John MacAskill had, of course, tremendous encouragement at home.  His father and his two uncles were pipers.  Although living in Glasgow he had been brought up in Berneray, Harris, and is a native Gaelic speaker.  All his holidays were spent on his remote Hebridean island, where the music of the Gael sings from every blade grass.  Small wonder that the song and the great feeling are in his playing today.  His competition career followed the usual pattern of a boy of talent in Glasgow.  He played in the S. P. A. amateur contests, winning the Chisholm Cup, the Farquhar Macrae trophy, the Cameron Cup and, on one famous occasion, all the College of Piping trophies in the same evening.  At North Uist games one summer he took a first prize, and this encouraged him to turn professional.  At Glenfinnan in 1962 he was placed in the march event, against stiff opposition.  The following year he won again at Glenfinnan and also played at South Uist where, against some of the best players in the country, he won four prizes:  first in the jig, second in the march, fourth in Piobaireachd, fifth in strathspey and reel.

All this when barely twenty years old, six and a half years after first touching a practice chanter.  The following year, at the Northern Meeting in Inverness, he reached the short leet of the march competition.  The hall was crowded to capacity as he tuned the bagpipe carefully.  Then, head well back and the concentration full on, he went twice through Pipe-Major John Stewart to tremendous applause and the first prize.  By this time young MacAskill was a medical student at Glasgow University (demonstrating that progress in piping and in academic study are not incompatible).  His studies did restrict him a bit, however, but they also allowed him a fair amount of free time in the summer.  He had always enjoyed summer schools and had attended all the College ones, the one at Staffin in Skye in 1963 as one of the two junior instructors (Dugald Murdoch was the other one).
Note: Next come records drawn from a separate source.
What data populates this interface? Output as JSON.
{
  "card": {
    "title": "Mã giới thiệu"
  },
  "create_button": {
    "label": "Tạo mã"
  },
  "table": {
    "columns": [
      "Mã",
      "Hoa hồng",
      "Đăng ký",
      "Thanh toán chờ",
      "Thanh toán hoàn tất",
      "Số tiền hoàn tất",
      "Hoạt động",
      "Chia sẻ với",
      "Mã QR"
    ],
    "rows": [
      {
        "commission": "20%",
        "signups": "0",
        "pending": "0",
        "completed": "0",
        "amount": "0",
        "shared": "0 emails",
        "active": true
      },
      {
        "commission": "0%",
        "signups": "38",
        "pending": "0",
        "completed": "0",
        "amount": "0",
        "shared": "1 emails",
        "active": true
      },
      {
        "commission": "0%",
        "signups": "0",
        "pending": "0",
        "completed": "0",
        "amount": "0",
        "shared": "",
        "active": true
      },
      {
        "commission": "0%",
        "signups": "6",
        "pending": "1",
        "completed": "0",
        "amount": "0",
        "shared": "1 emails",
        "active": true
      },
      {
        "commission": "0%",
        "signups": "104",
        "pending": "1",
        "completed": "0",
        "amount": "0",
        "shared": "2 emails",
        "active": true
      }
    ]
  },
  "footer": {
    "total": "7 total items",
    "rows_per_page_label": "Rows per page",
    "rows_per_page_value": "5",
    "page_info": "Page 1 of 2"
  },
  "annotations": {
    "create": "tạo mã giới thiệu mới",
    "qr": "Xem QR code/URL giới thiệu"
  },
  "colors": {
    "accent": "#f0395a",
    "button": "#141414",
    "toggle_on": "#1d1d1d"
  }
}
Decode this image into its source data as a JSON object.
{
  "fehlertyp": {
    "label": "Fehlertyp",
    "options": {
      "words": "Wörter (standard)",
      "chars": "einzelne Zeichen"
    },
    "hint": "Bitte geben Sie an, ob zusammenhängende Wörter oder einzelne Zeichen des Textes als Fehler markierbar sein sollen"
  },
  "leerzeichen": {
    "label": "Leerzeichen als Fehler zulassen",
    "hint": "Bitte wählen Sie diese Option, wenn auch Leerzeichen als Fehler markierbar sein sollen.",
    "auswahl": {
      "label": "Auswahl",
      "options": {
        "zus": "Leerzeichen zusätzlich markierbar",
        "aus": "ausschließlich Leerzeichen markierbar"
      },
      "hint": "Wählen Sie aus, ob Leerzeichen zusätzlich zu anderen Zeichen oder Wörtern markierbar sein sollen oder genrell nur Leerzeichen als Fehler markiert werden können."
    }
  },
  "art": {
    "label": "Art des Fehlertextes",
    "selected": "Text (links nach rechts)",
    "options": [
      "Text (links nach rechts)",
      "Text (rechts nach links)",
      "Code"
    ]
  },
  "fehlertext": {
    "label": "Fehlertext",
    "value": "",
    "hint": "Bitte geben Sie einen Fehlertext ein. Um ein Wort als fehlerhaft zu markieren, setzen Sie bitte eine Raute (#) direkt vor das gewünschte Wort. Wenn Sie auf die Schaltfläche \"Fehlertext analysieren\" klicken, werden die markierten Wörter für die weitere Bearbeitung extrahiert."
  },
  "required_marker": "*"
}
In 1965 he decided on something more ambitious and went off to New York to help at the Invermark school.  When it finished, he and Donald Lindsay set out, with a small car and a tent to see American, coast to coast.  This is a saga which needs a long night and a peat fire for the proper telling.  The following year he was too busy for competition, but in 1967 he showed again what a great march player he was by winning the Oban event.  Then, in 1970, he took the strathspey and reel at Inverness. Now, not having competed anywhere in the interim, he wins the Inverness Gold Medal.  As John says of himself, “I just compete every two years – and then I’m lethal”.  Already he has the three qualities of the complete piper – he can play, he can teach, he can compose.  As a composer he is looked on by everyone in Scotland as the best of his generation and one of the best in the country.  His reel Lexie MacAskill (composed for his mother) has been a hit tune for two years and has obviously joined the ranks of the classics.
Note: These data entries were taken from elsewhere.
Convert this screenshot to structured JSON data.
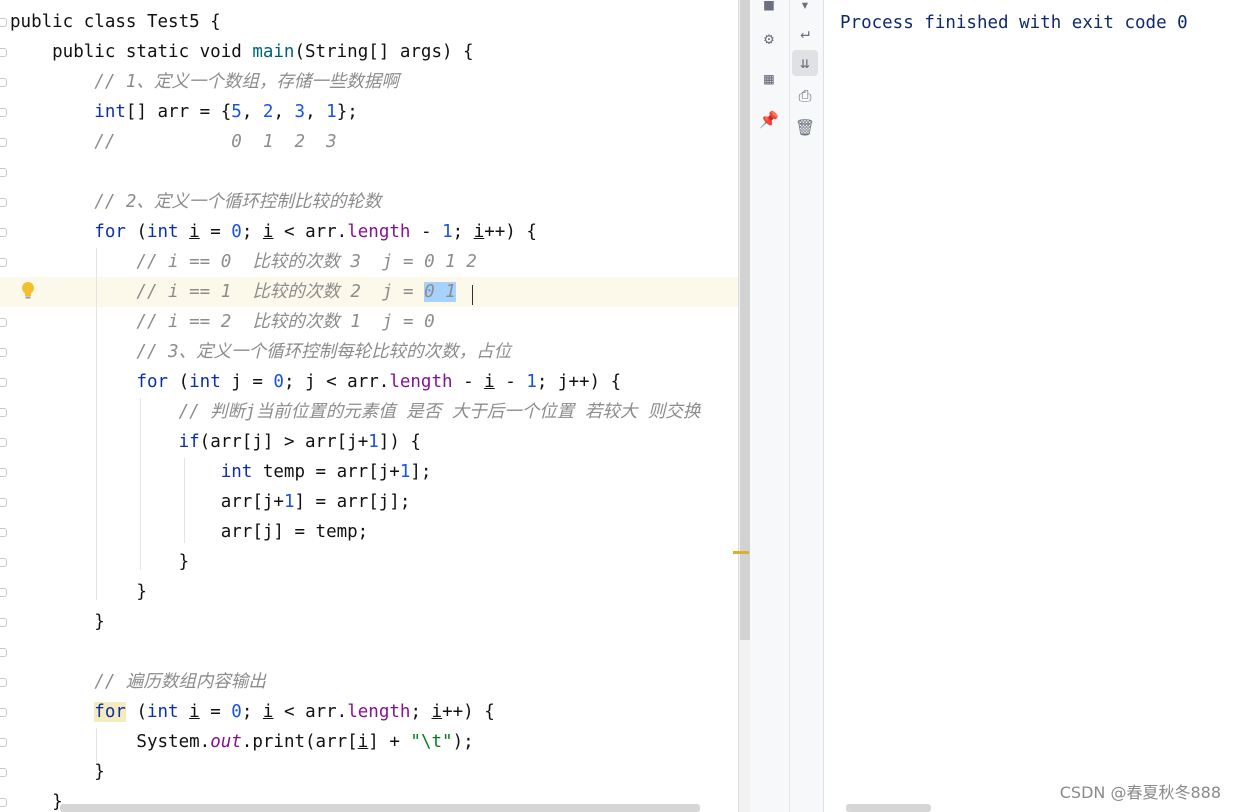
{
  "editor": {
    "lines": [
      {
        "tokens": [
          {
            "t": "public class Test5 {",
            "c": "plain"
          }
        ]
      },
      {
        "tokens": [
          {
            "t": "    public static void ",
            "c": "plain"
          },
          {
            "t": "main",
            "c": "mth"
          },
          {
            "t": "(String[] args) {",
            "c": "plain"
          }
        ]
      },
      {
        "tokens": [
          {
            "t": "        // 1、定义一个数组，存储一些数据啊",
            "c": "cm"
          }
        ]
      },
      {
        "tokens": [
          {
            "t": "        ",
            "c": "plain"
          },
          {
            "t": "int",
            "c": "kw"
          },
          {
            "t": "[] arr = {",
            "c": "plain"
          },
          {
            "t": "5",
            "c": "num"
          },
          {
            "t": ", ",
            "c": "plain"
          },
          {
            "t": "2",
            "c": "num"
          },
          {
            "t": ", ",
            "c": "plain"
          },
          {
            "t": "3",
            "c": "num"
          },
          {
            "t": ", ",
            "c": "plain"
          },
          {
            "t": "1",
            "c": "num"
          },
          {
            "t": "};",
            "c": "plain"
          }
        ]
      },
      {
        "tokens": [
          {
            "t": "        //           0  1  2  3",
            "c": "cm"
          }
        ]
      },
      {
        "tokens": []
      },
      {
        "tokens": [
          {
            "t": "        // 2、定义一个循环控制比较的轮数",
            "c": "cm"
          }
        ]
      },
      {
        "tokens": [
          {
            "t": "        ",
            "c": "plain"
          },
          {
            "t": "for",
            "c": "kw"
          },
          {
            "t": " (",
            "c": "plain"
          },
          {
            "t": "int",
            "c": "kw"
          },
          {
            "t": " ",
            "c": "plain"
          },
          {
            "t": "i",
            "c": "ul"
          },
          {
            "t": " = ",
            "c": "plain"
          },
          {
            "t": "0",
            "c": "num"
          },
          {
            "t": "; ",
            "c": "plain"
          },
          {
            "t": "i",
            "c": "ul"
          },
          {
            "t": " < arr.",
            "c": "plain"
          },
          {
            "t": "length",
            "c": "fld"
          },
          {
            "t": " - ",
            "c": "plain"
          },
          {
            "t": "1",
            "c": "num"
          },
          {
            "t": "; ",
            "c": "plain"
          },
          {
            "t": "i",
            "c": "ul"
          },
          {
            "t": "++) {",
            "c": "plain"
          }
        ]
      },
      {
        "tokens": [
          {
            "t": "            // i == 0  比较的次数 3  j = 0 1 2",
            "c": "cm"
          }
        ]
      },
      {
        "tokens": [
          {
            "t": "            // i == 1  比较的次数 2  j = ",
            "c": "cm"
          },
          {
            "t": "0 1",
            "c": "cm-sel"
          }
        ],
        "current": true
      },
      {
        "tokens": [
          {
            "t": "            // i == 2  比较的次数 1  j = 0",
            "c": "cm"
          }
        ]
      },
      {
        "tokens": [
          {
            "t": "            // 3、定义一个循环控制每轮比较的次数，占位",
            "c": "cm"
          }
        ]
      },
      {
        "tokens": [
          {
            "t": "            ",
            "c": "plain"
          },
          {
            "t": "for",
            "c": "kw"
          },
          {
            "t": " (",
            "c": "plain"
          },
          {
            "t": "int",
            "c": "kw"
          },
          {
            "t": " j = ",
            "c": "plain"
          },
          {
            "t": "0",
            "c": "num"
          },
          {
            "t": "; j < arr.",
            "c": "plain"
          },
          {
            "t": "length",
            "c": "fld"
          },
          {
            "t": " - ",
            "c": "plain"
          },
          {
            "t": "i",
            "c": "ul"
          },
          {
            "t": " - ",
            "c": "plain"
          },
          {
            "t": "1",
            "c": "num"
          },
          {
            "t": "; j++) {",
            "c": "plain"
          }
        ]
      },
      {
        "tokens": [
          {
            "t": "                // 判断j当前位置的元素值 是否 大于后一个位置 若较大 则交换",
            "c": "cm"
          }
        ]
      },
      {
        "tokens": [
          {
            "t": "                ",
            "c": "plain"
          },
          {
            "t": "if",
            "c": "kw"
          },
          {
            "t": "(arr[j] > arr[j+",
            "c": "plain"
          },
          {
            "t": "1",
            "c": "num"
          },
          {
            "t": "]) {",
            "c": "plain"
          }
        ]
      },
      {
        "tokens": [
          {
            "t": "                    ",
            "c": "plain"
          },
          {
            "t": "int",
            "c": "kw"
          },
          {
            "t": " temp = arr[j+",
            "c": "plain"
          },
          {
            "t": "1",
            "c": "num"
          },
          {
            "t": "];",
            "c": "plain"
          }
        ]
      },
      {
        "tokens": [
          {
            "t": "                    arr[j+",
            "c": "plain"
          },
          {
            "t": "1",
            "c": "num"
          },
          {
            "t": "] = arr[j];",
            "c": "plain"
          }
        ]
      },
      {
        "tokens": [
          {
            "t": "                    arr[j] = temp;",
            "c": "plain"
          }
        ]
      },
      {
        "tokens": [
          {
            "t": "                }",
            "c": "plain"
          }
        ]
      },
      {
        "tokens": [
          {
            "t": "            }",
            "c": "plain"
          }
        ]
      },
      {
        "tokens": [
          {
            "t": "        }",
            "c": "plain"
          }
        ]
      },
      {
        "tokens": []
      },
      {
        "tokens": [
          {
            "t": "        // 遍历数组内容输出",
            "c": "cm"
          }
        ]
      },
      {
        "tokens": [
          {
            "t": "        ",
            "c": "plain"
          },
          {
            "t": "for",
            "c": "kw-hl"
          },
          {
            "t": " (",
            "c": "plain"
          },
          {
            "t": "int",
            "c": "kw"
          },
          {
            "t": " ",
            "c": "plain"
          },
          {
            "t": "i",
            "c": "ul"
          },
          {
            "t": " = ",
            "c": "plain"
          },
          {
            "t": "0",
            "c": "num"
          },
          {
            "t": "; ",
            "c": "plain"
          },
          {
            "t": "i",
            "c": "ul"
          },
          {
            "t": " < arr.",
            "c": "plain"
          },
          {
            "t": "length",
            "c": "fld"
          },
          {
            "t": "; ",
            "c": "plain"
          },
          {
            "t": "i",
            "c": "ul"
          },
          {
            "t": "++) {",
            "c": "plain"
          }
        ]
      },
      {
        "tokens": [
          {
            "t": "            System.",
            "c": "plain"
          },
          {
            "t": "out",
            "c": "itl"
          },
          {
            "t": ".print(arr[",
            "c": "plain"
          },
          {
            "t": "i",
            "c": "ul"
          },
          {
            "t": "] + ",
            "c": "plain"
          },
          {
            "t": "\"\\t\"",
            "c": "str"
          },
          {
            "t": ");",
            "c": "plain"
          }
        ]
      },
      {
        "tokens": [
          {
            "t": "        }",
            "c": "plain"
          }
        ]
      },
      {
        "tokens": [
          {
            "t": "    }",
            "c": "plain"
          }
        ]
      }
    ]
  },
  "toolbar": {
    "left": [
      {
        "icon": "stop-icon",
        "glyph": "■"
      },
      {
        "icon": "debug-settings-icon",
        "glyph": "⚙"
      },
      {
        "icon": "layout-icon",
        "glyph": "▦"
      },
      {
        "icon": "pin-icon",
        "glyph": "📌"
      }
    ],
    "right": [
      {
        "icon": "scroll-down-icon",
        "glyph": "▾"
      },
      {
        "icon": "soft-wrap-icon",
        "glyph": "↵"
      },
      {
        "icon": "scroll-to-end-icon",
        "glyph": "⇊",
        "active": true
      },
      {
        "icon": "print-icon",
        "glyph": "⎙"
      },
      {
        "icon": "trash-icon",
        "glyph": "🗑"
      }
    ]
  },
  "console": {
    "output": "Process finished with exit code 0"
  },
  "watermark": "CSDN @春夏秋冬888"
}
But it may well be as a teacher that John MacAskill will make his biggest impact on piping.  In 1970, when I needed assistance for the growing classes at the Thousand Islands, Ontario, and the Coeur d’Alene, Idaho schools, my first choice along with Bob Hardie was John MacAskill, and the success of this team is now a household word.  In 1971 they repeated these courses.  This past summer when the College decided to open its own school in California, John’s reputation ensured its immediate and lasting success.
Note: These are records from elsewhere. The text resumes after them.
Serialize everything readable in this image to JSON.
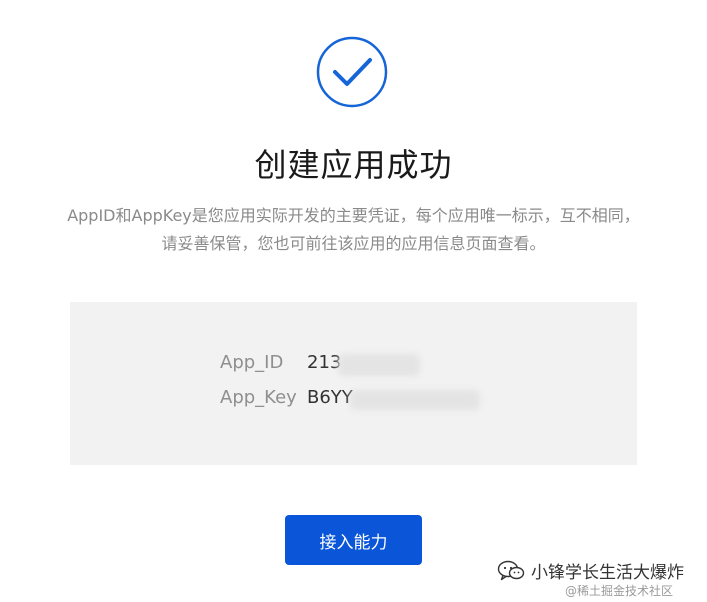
{
  "success": {
    "icon": "check-circle-icon",
    "title": "创建应用成功",
    "description": "AppID和AppKey是您应用实际开发的主要凭证，每个应用唯一标示，互不相同，请妥善保管，您也可前往该应用的应用信息页面查看。"
  },
  "credentials": {
    "app_id": {
      "label": "App_ID",
      "value_visible": "213"
    },
    "app_key": {
      "label": "App_Key",
      "value_visible": "B6YY"
    }
  },
  "actions": {
    "access_capability_label": "接入能力"
  },
  "watermark": {
    "icon": "wechat-icon",
    "account": "小锋学长生活大爆炸",
    "site": "@稀土掘金技术社区"
  },
  "colors": {
    "accent": "#0a55d8",
    "check_stroke": "#1565d8",
    "panel_bg": "#f2f2f2",
    "title": "#1a1a1a",
    "desc": "#8a8a8a"
  }
}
What does the future hold for Dr. John MacAskill?  Certainly we will have a continuing flow of new tunes from him, because he just cannot help composing.  So far as teaching is concerned, his medical work is so demanding that, unfortunately, Scotland will get little benefit of his tremendous talent, although he has agreed to continue to teach summer schools in the United States.  And it is certainly to be hoped that he will continue to compete, even if it’s only every two years.  Captain D. R. MacLennan sums up his playing quite simply: ‘The best fingers in Scotland’.  It would be a great pity if they were not heard in action regularly.”